All right. That's -- I appreciate that. And my follow-up question is just around kind of the uses of capital as you look forward. Obviously, you talked about the dividend of $0.40. You guys have been successful doing some M&A. So I just wanted to get your guys' thoughts on future investments.
Yes. So let me provide a little bit of context. And Bob, just add to that. We -- you noticed, we were planning to spend $1.6 billion. We were at $1.5 billion. We pulled up $100 million because, Scott, we are seeing in this environment, there are some areas that require immediate and quick investment such as eCommerce, a lot of the technology platforms that we're putting. We've accelerated those. It's a good time to do it because that supply community in technology, for example, there's many sectors with which they really can't do anything. And we are a place where there's plenty of work. So we're pulling that forward. And we're starting to pull forward some of the areas of merchandising, some of the things that are more promising towards meals and such.
And we are also -- we are always looking at opportunities, M&A-type opportunities. But as I've said before, it's not a primary strategic thrust for us, but we always look at those types of things. And those might be opportunities that strengthen the network or strengthen some of the other growth priorities that we have talked about. Scott, can you -- Bob, can you talk about other uses that -- versus dividend, debt and so on?
Yes. Scott, so outside of reinvesting back into the business that Vivek just talked about, obviously, a piece of our total shareholder return is paying down or reducing some debt each year, and we're committed to that, as well as returning cash to shareholders via dividends.

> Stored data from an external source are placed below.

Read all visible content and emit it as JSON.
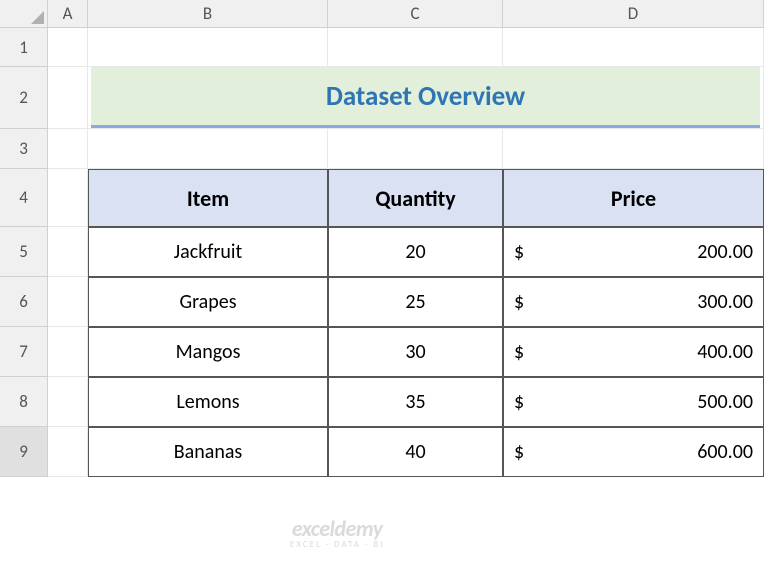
{
  "columns": [
    "A",
    "B",
    "C",
    "D"
  ],
  "rows": [
    "1",
    "2",
    "3",
    "4",
    "5",
    "6",
    "7",
    "8",
    "9"
  ],
  "selected_row": "9",
  "title": "Dataset Overview",
  "headers": {
    "item": "Item",
    "quantity": "Quantity",
    "price": "Price"
  },
  "data": [
    {
      "item": "Jackfruit",
      "quantity": "20",
      "price": "200.00"
    },
    {
      "item": "Grapes",
      "quantity": "25",
      "price": "300.00"
    },
    {
      "item": "Mangos",
      "quantity": "30",
      "price": "400.00"
    },
    {
      "item": "Lemons",
      "quantity": "35",
      "price": "500.00"
    },
    {
      "item": "Bananas",
      "quantity": "40",
      "price": "600.00"
    }
  ],
  "currency": "$",
  "watermark": {
    "line1": "exceldemy",
    "line2": "EXCEL · DATA · BI"
  }
}
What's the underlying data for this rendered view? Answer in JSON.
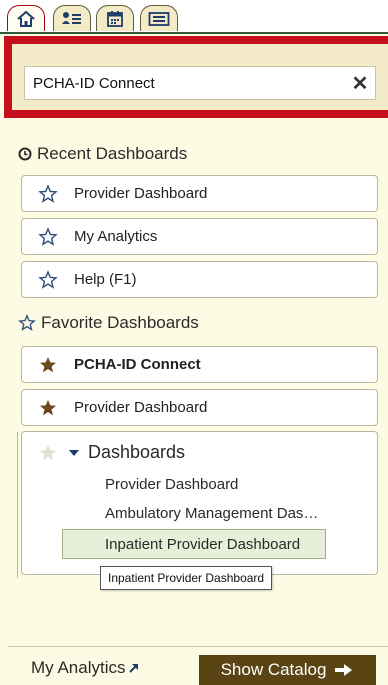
{
  "tabs": [
    {
      "icon": "home-icon",
      "active": true
    },
    {
      "icon": "list-icon",
      "active": false
    },
    {
      "icon": "calendar-icon",
      "active": false
    },
    {
      "icon": "inbox-icon",
      "active": false
    }
  ],
  "search": {
    "value": "PCHA-ID Connect",
    "clear_label": "✕"
  },
  "recent": {
    "heading": "Recent Dashboards",
    "heading_icon": "clock-icon",
    "items": [
      {
        "label": "Provider Dashboard",
        "starred": false
      },
      {
        "label": "My Analytics",
        "starred": false
      },
      {
        "label": "Help (F1)",
        "starred": false
      }
    ]
  },
  "favorites": {
    "heading": "Favorite Dashboards",
    "heading_icon": "star-outline-icon",
    "items": [
      {
        "label": "PCHA-ID Connect",
        "starred": true,
        "bold": true
      },
      {
        "label": "Provider Dashboard",
        "starred": true,
        "bold": false
      }
    ],
    "folder": {
      "label": "Dashboards",
      "expanded": true,
      "children": [
        {
          "label": "Provider Dashboard",
          "selected": false
        },
        {
          "label": "Ambulatory Management Das…",
          "selected": false
        },
        {
          "label": "Inpatient Provider Dashboard",
          "selected": true
        }
      ]
    }
  },
  "tooltip": {
    "text": "Inpatient Provider Dashboard"
  },
  "footer": {
    "my_analytics_label": "My Analytics",
    "show_catalog_label": "Show Catalog"
  },
  "colors": {
    "background": "#fdfbe3",
    "search_frame": "#c5101b",
    "filled_star": "#6b4a1b",
    "outline_star": "#2e4f7a",
    "catalog_button": "#5a4413"
  }
}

So those are kind of the 3 components.
Our next question comes from the line of Karen Short with Barclays.
A couple of housekeeping just to start with. So in terms of the COVID expenses, it still wasn't totally clear to me. You gave $400 million in nonrecurring out of that $615 million. So is that the right way to think about 2Q, $215 million is recurring? Because it doesn't sound like that's what -- it sounded like you're signaling a much lower number in terms of recurring.
Karen, because when we think of -- when we started the quarter, we threw the kitchen sink at safety, right? And so that reflects everything we threw in. And now we are in a very different optimized state, and we continue to optimize that number. And it's also a 16-week number versus a 12-week number. But even on a 12-week basis, you'll see that it is -- there is significant optimization of that going on, while at the same time, meeting the CDC guidelines.
Okay. But we should look at that $215 million on a 16-week basis and think about that on a 12-week basis going forward. Is that the right way to think about it?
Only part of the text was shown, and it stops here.